Loss occurs when a combination of the three – motive (or methods), opportunity, indicators -- reaches a critical mass. Critical mass results from reaching a threshold level of opportunity and motive, in specific. Little opportunity but very high motive, little motive but very high opportunity, average amounts of each, or any variety of those combinations will result in loss. An abundance of indicators also reveals that critical mass has or is being reached.
More than a decade ago, I was conducting a seminar on loss in a very tightly-knit community. As an illustration of the MOI principles, I placed a five-dollar bill on the front podium, one on the back table next to the coffee and snacks and one on the floor just outside the conference room door. By the end of the session all three bills were still there. However, in the eleven prior seminars across the province, I had lost every one of the bills placed outside the door, six of the ones placed on the rear table and none of the ones placed on the podiums, even though the podium was left unattended occasionally during each two-to-three-hour program. All of the bills had a telephone number written on them. To me, that illustrated opportunity at work, and motive. In sixteen instances, the two had reached critical mass.
Where the five-dollar bill lay outside the door, there was extreme opportunity and, while the amount was relatively small, the risk in taking the money was negligible. Critical mass was achieved mostly through opportunity. At the rear table, opportunity was moderate, but sufficient enough for some to take the cash. At the front, there was almost no opportunity and motive would have needed to be extreme for theft to occur. However, in the closed community, even the risk outside the door was high, if anyone had happened to pass by when the bill was being taken.

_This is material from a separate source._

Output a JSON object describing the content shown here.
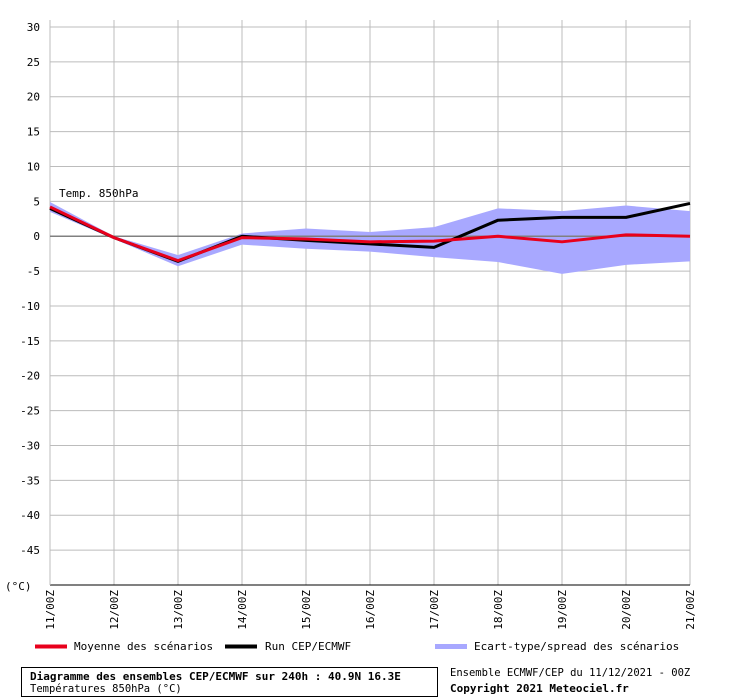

By reducing opportunity, even in the face of relatively strong motive, theft can be averted. By understanding individual motive and defending against it, opportunity can remain fairly strong and theft will be less likely to occur.
Indicators simply show where theft likely will occur, or where it has. These “tracks” will reveal the most available opportunities for deviant behaviour. Thus, by understanding motive, recognizing the indicators and responding to opportunity, loss can be reduced or eliminated in almost every environment.
But what of loss that occurs inadvertently, through administrative error, miscalculations and oversight? These, too, can be mitigated by attention to opportunity first, then by examining indicators or tracks and, finally, by looking at the methodology involved in production, distribution, presentation, development and delivery of goods or services. Within such methodology analyses are determination of yields, supply lines, market, money handling and various other aspects of operations.

Shrinkage is the cause of two-thirds of business failures (CFIB), with market conditions contributing the largest impact to the remaining one-third. Shrinkage is preventable. Shrinkage also is detectable. Thus, the use of the MOI Inventory is a vital strategy to help ensure that your business remains viable. However, most business managers and owners focus more on the marketing, rather than on the more tedious details of operations. In order to provide any business with the greatest probability that it will be successful, more emphasis needs to be placed on these technical aspects. MOI may well be the most viable of the tools available to do so.